CEBRA Best Practices with 🐟iTuna#

This notebook is based on the “Best Practices for Training CEBRA models” notebook

This demo shows a complete workflow for training CEBRA models with consistency evaluation using iTuna. We cover:

  1. Setting up a CEBRA model

  2. Loading neural data

  3. Train/validation splits

  4. Consistency evaluation with ConsistencyEnsemble

  5. Visualizing and interpreting results

  6. Grid search for hyperparameters

Prerequisites#

pip install ituna cebra[datasets,integrations]
import numpy as np
import matplotlib.pyplot as plt
from cebra import CEBRA
import cebra.datasets

import ituna
from ituna import ConsistencyEnsemble, metrics

1. Set up a CEBRA Model#

CEBRA is a self-supervised representation learning method for neural data. It learns embeddings that capture the temporal structure of neural activity.

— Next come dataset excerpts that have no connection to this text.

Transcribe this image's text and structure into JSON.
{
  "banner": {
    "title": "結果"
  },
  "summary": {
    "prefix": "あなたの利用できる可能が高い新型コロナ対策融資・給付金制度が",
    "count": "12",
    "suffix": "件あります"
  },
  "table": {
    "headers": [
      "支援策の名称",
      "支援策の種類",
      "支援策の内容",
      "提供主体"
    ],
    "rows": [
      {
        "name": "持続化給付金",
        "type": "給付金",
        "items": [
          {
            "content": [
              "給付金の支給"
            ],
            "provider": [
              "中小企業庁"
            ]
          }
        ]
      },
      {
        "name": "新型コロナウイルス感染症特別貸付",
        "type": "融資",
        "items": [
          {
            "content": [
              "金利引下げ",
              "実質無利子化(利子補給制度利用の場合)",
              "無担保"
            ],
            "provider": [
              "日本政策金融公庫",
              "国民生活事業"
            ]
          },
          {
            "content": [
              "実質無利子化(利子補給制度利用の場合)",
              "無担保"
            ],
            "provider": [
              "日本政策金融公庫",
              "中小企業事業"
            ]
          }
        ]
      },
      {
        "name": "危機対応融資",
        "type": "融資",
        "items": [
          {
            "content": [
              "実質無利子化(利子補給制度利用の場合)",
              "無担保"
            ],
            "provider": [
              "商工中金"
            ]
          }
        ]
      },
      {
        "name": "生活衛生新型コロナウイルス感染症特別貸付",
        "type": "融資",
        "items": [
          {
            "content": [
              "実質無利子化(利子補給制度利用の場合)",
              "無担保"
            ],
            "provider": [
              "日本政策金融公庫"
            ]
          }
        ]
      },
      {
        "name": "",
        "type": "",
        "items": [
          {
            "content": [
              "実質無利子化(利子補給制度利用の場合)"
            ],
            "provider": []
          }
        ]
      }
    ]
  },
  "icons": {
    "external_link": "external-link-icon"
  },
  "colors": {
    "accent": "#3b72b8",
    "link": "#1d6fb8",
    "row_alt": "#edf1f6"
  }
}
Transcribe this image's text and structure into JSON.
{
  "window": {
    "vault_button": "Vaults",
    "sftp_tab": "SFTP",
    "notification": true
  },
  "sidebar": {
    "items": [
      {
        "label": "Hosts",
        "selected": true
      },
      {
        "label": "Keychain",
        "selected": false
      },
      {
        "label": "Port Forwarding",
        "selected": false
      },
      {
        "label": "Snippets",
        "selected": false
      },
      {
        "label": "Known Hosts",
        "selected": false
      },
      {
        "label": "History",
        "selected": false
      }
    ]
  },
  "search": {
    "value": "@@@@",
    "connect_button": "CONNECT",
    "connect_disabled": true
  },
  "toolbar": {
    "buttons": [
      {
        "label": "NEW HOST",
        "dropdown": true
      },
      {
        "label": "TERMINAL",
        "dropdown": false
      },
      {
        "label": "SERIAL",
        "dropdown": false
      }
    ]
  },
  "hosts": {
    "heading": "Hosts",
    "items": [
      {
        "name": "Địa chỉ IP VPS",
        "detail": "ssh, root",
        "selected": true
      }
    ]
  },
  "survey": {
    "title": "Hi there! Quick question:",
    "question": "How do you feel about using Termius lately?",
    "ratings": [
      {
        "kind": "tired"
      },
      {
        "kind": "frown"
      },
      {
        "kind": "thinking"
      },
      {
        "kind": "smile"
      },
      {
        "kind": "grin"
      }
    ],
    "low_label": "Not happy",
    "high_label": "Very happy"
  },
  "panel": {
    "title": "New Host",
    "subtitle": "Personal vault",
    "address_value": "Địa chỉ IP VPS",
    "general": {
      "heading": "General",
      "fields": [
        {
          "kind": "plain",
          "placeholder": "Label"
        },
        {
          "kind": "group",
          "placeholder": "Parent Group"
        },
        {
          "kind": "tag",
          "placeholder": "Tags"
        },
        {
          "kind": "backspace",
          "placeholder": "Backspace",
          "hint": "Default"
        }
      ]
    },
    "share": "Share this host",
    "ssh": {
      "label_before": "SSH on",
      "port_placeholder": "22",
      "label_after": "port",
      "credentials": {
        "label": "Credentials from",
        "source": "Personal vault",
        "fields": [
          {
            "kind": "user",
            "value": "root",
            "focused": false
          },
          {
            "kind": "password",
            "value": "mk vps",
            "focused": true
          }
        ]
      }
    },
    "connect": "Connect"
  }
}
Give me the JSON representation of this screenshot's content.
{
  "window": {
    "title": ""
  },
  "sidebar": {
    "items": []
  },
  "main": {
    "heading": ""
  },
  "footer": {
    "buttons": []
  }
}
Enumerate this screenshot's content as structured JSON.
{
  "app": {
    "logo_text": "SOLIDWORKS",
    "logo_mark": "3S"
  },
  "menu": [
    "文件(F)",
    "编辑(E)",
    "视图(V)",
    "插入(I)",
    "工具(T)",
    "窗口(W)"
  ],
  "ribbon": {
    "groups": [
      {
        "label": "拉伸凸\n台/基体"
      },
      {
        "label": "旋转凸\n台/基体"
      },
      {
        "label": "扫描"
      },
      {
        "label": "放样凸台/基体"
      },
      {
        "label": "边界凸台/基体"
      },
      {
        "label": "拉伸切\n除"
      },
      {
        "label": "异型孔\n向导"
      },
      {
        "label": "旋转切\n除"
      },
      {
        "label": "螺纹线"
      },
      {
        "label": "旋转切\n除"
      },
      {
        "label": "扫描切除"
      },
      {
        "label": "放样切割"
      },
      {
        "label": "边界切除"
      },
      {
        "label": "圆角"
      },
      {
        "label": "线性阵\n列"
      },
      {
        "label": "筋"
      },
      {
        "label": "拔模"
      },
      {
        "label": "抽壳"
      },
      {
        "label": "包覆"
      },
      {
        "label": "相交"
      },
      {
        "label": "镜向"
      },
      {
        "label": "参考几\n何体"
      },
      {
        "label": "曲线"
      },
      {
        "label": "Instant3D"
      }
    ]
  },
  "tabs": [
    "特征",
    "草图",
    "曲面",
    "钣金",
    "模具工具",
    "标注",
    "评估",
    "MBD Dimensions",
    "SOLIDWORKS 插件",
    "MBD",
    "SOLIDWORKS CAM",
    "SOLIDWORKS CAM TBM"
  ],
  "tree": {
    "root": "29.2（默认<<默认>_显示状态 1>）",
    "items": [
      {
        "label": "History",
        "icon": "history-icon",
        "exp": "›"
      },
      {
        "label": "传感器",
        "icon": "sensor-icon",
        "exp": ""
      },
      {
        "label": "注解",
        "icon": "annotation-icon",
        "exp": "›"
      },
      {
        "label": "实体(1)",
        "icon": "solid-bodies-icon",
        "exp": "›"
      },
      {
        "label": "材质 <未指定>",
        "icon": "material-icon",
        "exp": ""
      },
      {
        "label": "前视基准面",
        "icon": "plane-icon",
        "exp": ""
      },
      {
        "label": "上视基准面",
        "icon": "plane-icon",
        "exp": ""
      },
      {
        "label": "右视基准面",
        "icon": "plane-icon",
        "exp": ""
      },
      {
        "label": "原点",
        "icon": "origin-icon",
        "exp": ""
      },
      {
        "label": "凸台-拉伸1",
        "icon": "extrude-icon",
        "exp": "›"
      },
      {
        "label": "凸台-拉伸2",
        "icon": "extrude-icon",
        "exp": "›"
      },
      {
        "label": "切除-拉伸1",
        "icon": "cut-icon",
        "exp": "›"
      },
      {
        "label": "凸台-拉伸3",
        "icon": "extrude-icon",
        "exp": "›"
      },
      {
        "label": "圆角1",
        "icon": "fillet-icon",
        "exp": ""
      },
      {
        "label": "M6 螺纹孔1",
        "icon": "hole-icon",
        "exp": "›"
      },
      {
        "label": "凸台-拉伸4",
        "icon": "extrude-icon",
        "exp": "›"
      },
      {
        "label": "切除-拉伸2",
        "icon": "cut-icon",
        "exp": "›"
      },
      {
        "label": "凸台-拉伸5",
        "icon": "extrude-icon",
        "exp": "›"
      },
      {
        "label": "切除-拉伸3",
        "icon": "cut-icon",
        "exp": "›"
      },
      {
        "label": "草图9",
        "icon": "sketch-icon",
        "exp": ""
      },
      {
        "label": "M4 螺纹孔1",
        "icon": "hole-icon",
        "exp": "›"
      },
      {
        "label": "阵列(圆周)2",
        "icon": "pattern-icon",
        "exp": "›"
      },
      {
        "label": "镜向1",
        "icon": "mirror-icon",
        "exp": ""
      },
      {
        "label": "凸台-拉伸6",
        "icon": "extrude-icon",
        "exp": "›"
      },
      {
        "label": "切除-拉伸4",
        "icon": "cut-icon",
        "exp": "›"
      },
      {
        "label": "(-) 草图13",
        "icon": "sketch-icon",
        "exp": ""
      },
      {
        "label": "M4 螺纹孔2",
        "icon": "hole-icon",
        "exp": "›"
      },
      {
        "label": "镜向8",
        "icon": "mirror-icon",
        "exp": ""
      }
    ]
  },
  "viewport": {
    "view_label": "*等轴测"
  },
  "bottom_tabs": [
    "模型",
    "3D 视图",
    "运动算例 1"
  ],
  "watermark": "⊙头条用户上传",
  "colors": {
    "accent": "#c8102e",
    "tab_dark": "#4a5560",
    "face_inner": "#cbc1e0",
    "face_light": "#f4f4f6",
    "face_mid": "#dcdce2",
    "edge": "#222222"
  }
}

CEBRA models are identifiable up to an affine transformation, so we use metrics.Linear() (which includes the intercept) as our indeterminacy class.

# Define a CEBRA-Time model
cebra_model = CEBRA(
    model_architecture="offset10-model",
    batch_size=512,
    learning_rate=3e-4,
    temperature=1.12,
    max_iterations=500,
    conditional="time",
    output_dimension=3,
    distance="cosine",
    device="cuda_if_available",
    verbose=True,
    time_offsets=10,
)

2. Load the Data#

We’ll use the rat hippocampus dataset from CEBRA’s built-in datasets. This contains neural recordings from hippocampus during spatial navigation.

# Load hippocampus dataset
hippocampus = cebra.datasets.init("rat-hippocampus-single-achilles")

neural_data = hippocampus.neural.numpy()
position_labels = hippocampus.continuous_index.numpy()

print(f"Neural data shape: {neural_data.shape}")
print(f"Position labels shape: {position_labels.shape}")

3. Create Train/Validation Split#

For proper evaluation, we split the data temporally into training and validation sets.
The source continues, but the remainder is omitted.